The panel’s three measurers – a group which included Barry Smith, Lee Kline, and Ed Fanchin — confirmed the bear’s original entry score. After that 60-day score was confirmed, the Cammack brown bear was declared as a new P&Y Club world record bowkill for the species.
"It is still so surreal to me, the thought that I would have ever had the opportunity to hunt an Alaskan brown bear with my bow, let alone (be) honored enough to harvest the new P&Y World Record," said Cammack in a Pope and Young Club news release.
"Thank you to everyone that helped make this dream a reality,” he added. “Special thanks to my friend and guide Cole Kramer, and especially my wife, Felicia for supporting me and allowing me to chase my dreams. Usually, Felicia is right beside me with her bow in hand, but this trip she stayed home and took care of our baby girl, Davoni. Coming home to them is a true blessing. Getting to spend two weeks with my friends in the bush of Alaska was the greatest adventure of my life, harvesting a new World Record brown bear was a bonus."
The Cammack brown bear ascends to the Pope and Young Club’s throne by the slimmest of margins, only 1/16 of an inch. That allows it to barely overtake the P&Y Club’s previous world record, a 29 3/16-inch brown bear taken in 2004 at Lake Iliamna, Alaska by Jack Brittingham.
Entered into the Pope and Young Club’s 31st Recording Period (Jan. 1, 2017, to Dec. 31, 2018) the Cammack brown bear becomes king of a very small and exclusive bowhunting club. For P&Y, only 231 animals scoring 20 inches or greater were listed in the 2017 published Bowhunting Big Game Records of North America (8th Edition).
"Chris is a very excited and humble man," stated Fanchin, the Records Chair for P&Y, in the news release. "Chris's bear skull will be at the Pope and Young convention (next spring) and I recommend that everyone come see this fantastic bear in Omaha, Nebraska April 10th-13th, 2019.
“Congratulations to Chris and the Alaskan Department of Game and Fish for doing outstanding conservation work,” Fanchin also added.
The official P&Y score of Cammack’s huge brown bear should also bring entry into the Boone and Crockett Club’s record book since the bruin surpasses the B&C Club’s minimum score of 28 inches.
Incidentally, the current B&C world record for the Alaskan brown bear is a bruin from Kodiak Island taken by a 180-grain bullet fired from a 30.06 rifle wielded by Roy Lindsey back in 1952. That brown bear’s skull — taken on a scientific expedition by Lindsey, a U.S. Fish and Wildlife Service employee — measured 30 12/16 inches and is displayed by the Los Angeles County Museum.

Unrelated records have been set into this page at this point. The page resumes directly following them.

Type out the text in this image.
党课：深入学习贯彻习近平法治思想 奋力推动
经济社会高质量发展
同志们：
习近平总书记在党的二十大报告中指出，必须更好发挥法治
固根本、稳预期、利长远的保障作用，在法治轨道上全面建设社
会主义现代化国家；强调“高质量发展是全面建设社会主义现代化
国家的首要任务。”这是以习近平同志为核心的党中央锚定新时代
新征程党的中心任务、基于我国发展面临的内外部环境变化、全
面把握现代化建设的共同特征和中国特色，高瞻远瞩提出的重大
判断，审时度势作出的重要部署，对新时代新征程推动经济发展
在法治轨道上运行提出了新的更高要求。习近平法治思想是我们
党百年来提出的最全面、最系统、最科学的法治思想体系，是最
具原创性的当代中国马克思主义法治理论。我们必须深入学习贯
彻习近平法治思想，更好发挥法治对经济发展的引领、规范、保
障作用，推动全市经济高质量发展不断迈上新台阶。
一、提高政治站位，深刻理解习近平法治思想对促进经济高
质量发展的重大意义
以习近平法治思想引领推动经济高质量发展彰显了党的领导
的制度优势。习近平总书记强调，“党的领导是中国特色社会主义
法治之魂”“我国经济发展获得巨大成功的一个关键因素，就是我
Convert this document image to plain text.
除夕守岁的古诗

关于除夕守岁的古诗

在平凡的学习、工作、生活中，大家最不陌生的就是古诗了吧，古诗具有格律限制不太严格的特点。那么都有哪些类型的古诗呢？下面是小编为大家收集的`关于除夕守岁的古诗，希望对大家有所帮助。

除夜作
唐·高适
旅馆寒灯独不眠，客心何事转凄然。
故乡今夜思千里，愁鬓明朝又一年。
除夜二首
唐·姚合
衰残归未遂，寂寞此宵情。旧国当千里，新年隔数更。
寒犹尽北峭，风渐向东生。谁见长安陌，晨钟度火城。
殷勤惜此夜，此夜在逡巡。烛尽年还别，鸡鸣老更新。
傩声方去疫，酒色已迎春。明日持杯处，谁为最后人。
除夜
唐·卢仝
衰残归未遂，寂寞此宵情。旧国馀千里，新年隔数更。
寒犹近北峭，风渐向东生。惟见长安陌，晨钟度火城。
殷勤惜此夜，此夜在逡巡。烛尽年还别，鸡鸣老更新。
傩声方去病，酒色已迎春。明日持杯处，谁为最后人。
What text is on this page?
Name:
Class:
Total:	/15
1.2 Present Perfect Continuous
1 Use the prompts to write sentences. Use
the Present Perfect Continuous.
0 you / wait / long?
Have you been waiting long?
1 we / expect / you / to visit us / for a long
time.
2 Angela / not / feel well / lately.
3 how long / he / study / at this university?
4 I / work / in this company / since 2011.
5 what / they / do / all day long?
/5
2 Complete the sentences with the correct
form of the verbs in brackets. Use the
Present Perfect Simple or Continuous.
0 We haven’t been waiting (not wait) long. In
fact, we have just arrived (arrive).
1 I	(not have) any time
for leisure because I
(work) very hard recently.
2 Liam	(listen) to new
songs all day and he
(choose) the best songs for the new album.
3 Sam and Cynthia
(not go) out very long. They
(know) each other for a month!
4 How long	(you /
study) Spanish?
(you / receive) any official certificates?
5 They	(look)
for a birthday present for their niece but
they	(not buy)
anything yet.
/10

All of which leads to the questions of what exactly is an Alaskan brown bear and how does it differ from a grizzly bear?
Technically, the two animals are classified as the same species, Ursos arctos. But because of geographical influences like a protein-rich dietary staple of salmon, coastal Alaskan brown bears are generally much larger — weighing up to 1,500-pounds in some instances — leading to the separation of the two bears in the record books.
According to the B&C Club in a description of bear boundaries in the 13th edition of Records of North American Big Game, “The big brown bears are found on Kodiak and Afognak Islands, the Alaskan Peninsula, and southeastward along the coast of Alaska. The smaller interior grizzly is found in the remaining parts of the continent.”
Originally defined as an imaginary line extending 75 miles inland from the coast of Alaska, the boundary line is now more precisely defined by B&C and P&Y. Bears taken south and west of that line are classified as Alaskan brown bears while bears taken to the north and east of that line are declared as grizzly bears.